Saturday, December 12, 2009

Rwandan genocide film aims to promote reconciliation abroad


KIGALI — "My Neighbour My Killer", a film about the slow reconciliation in a post-genocide Rwandan community, was screened in Kigali this week and is to be shown in the Kenyan capital Nairobi on Thursday.

The feature-length documentary chronicles life on a hill in the centre of Rwanda, focusing on relations between the survivors of the 1994 genocide and their neighbours, in many cases the very people who destroyed their lives.

Director Anne Aghion told AFP that the film -- which won a Human Rights Watch 2009 Nestor Almendros Prize for courage in filmmaking -- might help other post-conflict societies to reconcile by encouraging dialogue.

"The Rwandan experiment cannot necessarily be exported as such, but what I've learned over time showing my work in other post-conflict societies, is that it is important to talk, and this film allows people to talk," she said.

"Seeing people of this community who have undergone such cataclysmic conflict start to talk is a very strong incentive for people all over to start to talk as well. Also, it is easier to reflect on your own problems when seeing other people's problems," added the director, who has also won an Emmy Award.

The film is the culmination of a decade's work filming relations between genocide survivors and perpetrators, with the impact on both groups of Rwanda's semi-traditional gacaca courts, which render citizen-based justice.

"In 1999 I met several Rwandan justice officials visiting the US. The very first night I met them they spoke about what they were trying to do with the gacaca. I remember thinking at that very moment - wow, that's a film!" Aghion told AFP Wednesday.

The Kigali screening on Monday was at the invitation of the National Unity and Reconciliation Commission and the Gacaca department (National Service of Gacaca Jurisdictions).

The Rwandan genocide against the Tutsis left, according to UN estimates, more than 800,000 people dead.

In attendance were several of the villagers who featured in the film. In a question and answer session, one of the villagers, a Hutu whose Tutsi husband was killed by Hutu neighbours in 1994, said the film had taken her out of her solitude.

It "enabled me to speak to the other Hutus... who had put me in this isolation by killing my husband. I never thought I would be able to speak to them, but Anne made it possible," Faissa Mukabazimya said.

"The genocide was very terrible on our hill. What you saw is very real and now we are talking. And I am very proud that this film is making it possible for our story to be seen widely in Rwanda and in the world," said Jerome Kabalisa, another villager who featured.

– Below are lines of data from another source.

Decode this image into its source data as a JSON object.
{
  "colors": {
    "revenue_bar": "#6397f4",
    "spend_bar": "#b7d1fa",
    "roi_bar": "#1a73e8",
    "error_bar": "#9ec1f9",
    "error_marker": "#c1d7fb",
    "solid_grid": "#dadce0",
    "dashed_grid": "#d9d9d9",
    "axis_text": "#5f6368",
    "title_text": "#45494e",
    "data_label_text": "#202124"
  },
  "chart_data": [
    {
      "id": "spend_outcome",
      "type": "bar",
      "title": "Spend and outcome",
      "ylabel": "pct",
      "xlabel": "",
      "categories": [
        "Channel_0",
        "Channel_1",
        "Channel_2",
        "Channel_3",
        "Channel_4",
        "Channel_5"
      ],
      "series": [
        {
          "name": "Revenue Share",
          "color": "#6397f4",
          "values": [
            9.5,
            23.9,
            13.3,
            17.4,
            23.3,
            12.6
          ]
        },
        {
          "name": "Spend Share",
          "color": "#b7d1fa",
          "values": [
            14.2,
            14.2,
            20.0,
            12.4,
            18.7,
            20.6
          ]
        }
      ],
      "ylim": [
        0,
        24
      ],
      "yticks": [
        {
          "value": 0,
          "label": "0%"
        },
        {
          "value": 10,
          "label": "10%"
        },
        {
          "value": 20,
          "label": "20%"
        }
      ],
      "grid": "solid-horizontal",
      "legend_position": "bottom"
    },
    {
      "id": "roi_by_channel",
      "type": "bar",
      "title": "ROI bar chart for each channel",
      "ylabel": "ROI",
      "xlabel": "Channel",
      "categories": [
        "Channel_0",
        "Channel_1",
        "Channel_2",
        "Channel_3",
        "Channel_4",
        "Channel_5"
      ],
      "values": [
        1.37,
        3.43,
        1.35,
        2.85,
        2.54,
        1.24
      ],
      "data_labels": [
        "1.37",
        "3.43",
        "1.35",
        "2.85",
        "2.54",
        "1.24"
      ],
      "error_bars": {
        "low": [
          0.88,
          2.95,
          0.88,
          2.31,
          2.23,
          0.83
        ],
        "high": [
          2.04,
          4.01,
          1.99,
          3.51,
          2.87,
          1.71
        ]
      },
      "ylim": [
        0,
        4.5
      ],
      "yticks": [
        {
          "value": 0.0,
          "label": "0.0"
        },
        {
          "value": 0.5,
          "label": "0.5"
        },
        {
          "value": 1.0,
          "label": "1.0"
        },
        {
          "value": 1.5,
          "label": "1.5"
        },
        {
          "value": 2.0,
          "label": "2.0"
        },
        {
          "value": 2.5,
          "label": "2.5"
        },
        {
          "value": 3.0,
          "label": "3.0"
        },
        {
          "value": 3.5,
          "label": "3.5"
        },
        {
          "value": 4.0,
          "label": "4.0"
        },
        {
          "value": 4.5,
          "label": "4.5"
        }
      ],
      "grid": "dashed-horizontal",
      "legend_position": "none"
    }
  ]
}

"This film should be seen around the world and also outside this screening room elsewhere in Rwanda," said Rwandan Culture and Sports Minister Joseph Habineza, speaking at the Kigali screening.

Aghion, who has dual American and French nationality, takes the film Thursday on to Kenya, where tribal violence left more than 1,500 people dead following the disputed December 2007 elections.

"The Kenya Human Rights Commission and I are working to put together a larger programme to show the film widely in the rural areas of the country," said Aghion, who added she was planning something similar in Cambodia.

"I'm interested in how people live together in extreme situations," Aghion told AFP in an interview at this year's Cannes Film Festival, comparing the difficulty of reconciliation in Rwanda with Cambodia, Bosnia or Darfur. "I wanted to see how neighbours live together again after a cataclysm."

Aghion is also the author of "Ice People", a feature-length documentary exploring what pushes scientists to undertake research in Antartica.